Isn't the bigger problem that a single run_ordered_work could
potentially run the ordered work for more than one normal work? E.g.
what if btrfs' code is reworked such that run_ordered_work executes
ordered_func for just one work item (the one which called the function
in the first place) ? Wouldn't that also resolve the issue? Correct me
if I'm wrong but it seems silly to have one work item outlive
ordered_free which is what currently happens, right?
>
> Now, the top filesystem is waiting for I/O on the bottom filesystem, but
> the bottom filesystem is waiting for the top filesystem to finish, so we
> deadlock.
>
> This happens because we are breaking the workqueue assumption that a
> work item cannot be recycled while it still depends on other work. Fix
> it by waiting to free the work item until we are done with all of the
> related ordered work.
>
> P.S.:
>
> One might ask why the workqueue code doesn't try to detect a recycled
> work item. It actually does try by checking whether the work item has
> the same work function (find_worker_executing_work()), but in our case
> the function is the same. This is the only key that the workqueue code
> has available to compare, short of adding an additional, layer-violating
> "custom key". Considering that we're the only ones that have ever hit
> this, we should just play by the rules.
>
> Unfortunately, we haven't been able to create a minimal reproducer other
> than our full container setup using a compress-force=zstd filesystem on
> top of another compress-force=zstd filesystem.
>
> Suggested-by: Tejun Heo <tj@xxxxxxxxxx>
> Signed-off-by: Omar Sandoval <osandov@xxxxxx>
> ---
> fs/btrfs/async-thread.c | 56 ++++++++++++++++++++++++++++++++---------
> 1 file changed, 44 insertions(+), 12 deletions(-)
>
> diff --git a/fs/btrfs/async-thread.c b/fs/btrfs/async-thread.c
> index 122cb97c7909..b2bfde560331 100644
> --- a/fs/btrfs/async-thread.c
> +++ b/fs/btrfs/async-thread.c
> @@ -250,16 +250,17 @@ static inline void thresh_exec_hook(struct __btrfs_workqueue *wq)
> }
> }
>
> -static void run_ordered_work(struct __btrfs_workqueue *wq)
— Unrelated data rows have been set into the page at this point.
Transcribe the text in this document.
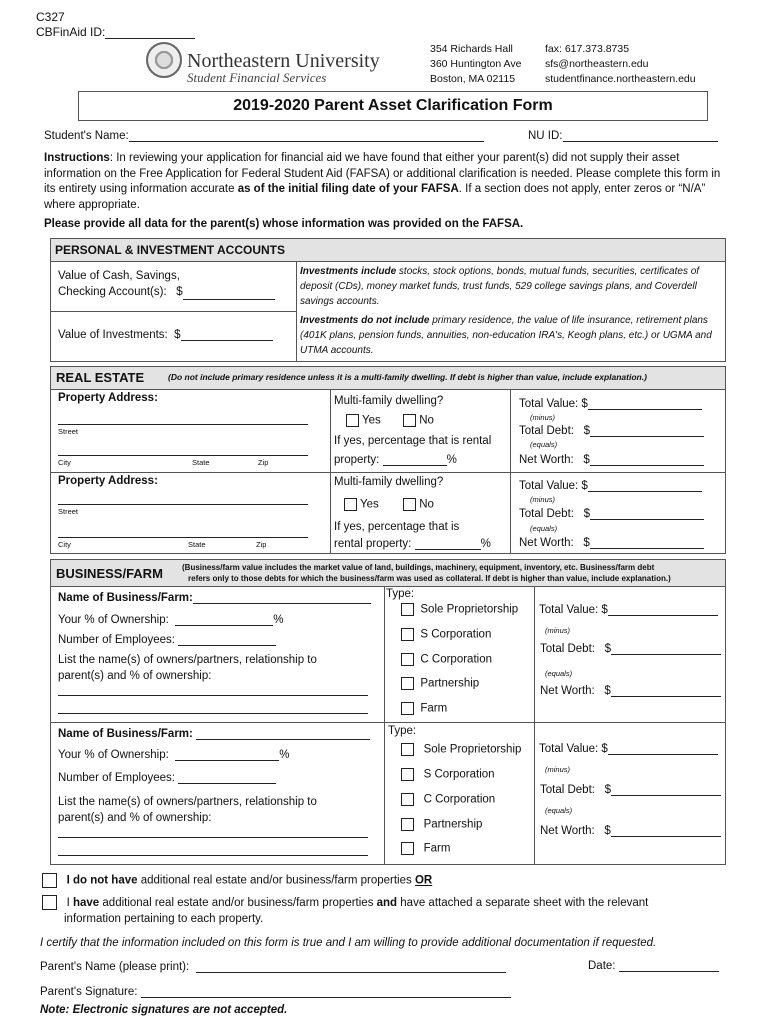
C327
CBFinAid ID:
Northeastern University
Student Financial Services
354 Richards Hall
360 Huntington Ave
Boston, MA 02115
fax: 617.373.8735
sfs@northeastern.edu
studentfinance.northeastern.edu
2019-2020 Parent Asset Clarification Form
Student's Name:	NU ID:
Instructions: In reviewing your application for financial aid we have found that either your parent(s) did not supply their asset information on the Free Application for Federal Student Aid (FAFSA) or additional clarification is needed. Please complete this form in its entirety using information accurate as of the initial filing date of your FAFSA. If a section does not apply, enter zeros or “N/A” where appropriate.
Please provide all data for the parent(s) whose information was provided on the FAFSA.
PERSONAL & INVESTMENT ACCOUNTS
Value of Cash, Savings,
Checking Account(s): $
Value of Investments: $
Investments include stocks, stock options, bonds, mutual funds, securities, certificates of deposit (CDs), money market funds, trust funds, 529 college savings plans, and Coverdell savings accounts.
Investments do not include primary residence, the value of life insurance, retirement plans (401K plans, pension funds, annuities, non-education IRA's, Keogh plans, etc.) or UGMA and UTMA accounts.
REAL ESTATE	(Do not include primary residence unless it is a multi-family dwelling. If debt is higher than value, include explanation.)
Property Address:
Street
City	State	Zip
Multi-family dwelling?
Yes	No
If yes, percentage that is rental
property:	%
Total Value: $
(minus)
Total Debt: $
(equals)
Net Worth: $
Property Address:
Street
City	State	Zip
Multi-family dwelling?
Yes	No
If yes, percentage that is
rental property:	%
Total Value: $
(minus)
Total Debt: $
(equals)
Net Worth: $
BUSINESS/FARM (Business/farm value includes the market value of land, buildings, machinery, equipment, inventory, etc. Business/farm debt
refers only to those debts for which the business/farm was used as collateral. If debt is higher than value, include explanation.)
Name of Business/Farm:
Your % of Ownership:	%
Number of Employees:
List the name(s) of owners/partners, relationship to
parent(s) and % of ownership:
Type:
Sole Proprietorship
S Corporation
C Corporation
Partnership
Farm
Total Value: $
(minus)
Total Debt: $
(equals)
Net Worth: $
Name of Business/Farm:
Your % of Ownership:	%
Number of Employees:
List the name(s) of owners/partners, relationship to
parent(s) and % of ownership:
Type:
Sole Proprietorship
S Corporation
C Corporation
Partnership
Farm
Total Value: $
(minus)
Total Debt: $
(equals)
Net Worth: $
I do not have additional real estate and/or business/farm properties OR
I have additional real estate and/or business/farm properties and have attached a separate sheet with the relevant
information pertaining to each property.
I certify that the information included on this form is true and I am willing to provide additional documentation if requested.
Parent's Name (please print):	Date:
Parent's Signature:
Note: Electronic signatures are not accepted.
> +static void run_ordered_work(struct btrfs_work *self)
> {
> + struct __btrfs_workqueue *wq = self->wq;
> struct list_head *list = &wq->ordered_list;
> struct btrfs_work *work;
> spinlock_t *lock = &wq->list_lock;
> unsigned long flags;
> + void *wtag;
> + bool free_self = false;
>
> while (1) {
> - void *wtag;
> -
> spin_lock_irqsave(lock, flags);
> if (list_empty(list))
> break;
> @@ -285,16 +286,47 @@ static void run_ordered_work(struct __btrfs_workqueue *wq)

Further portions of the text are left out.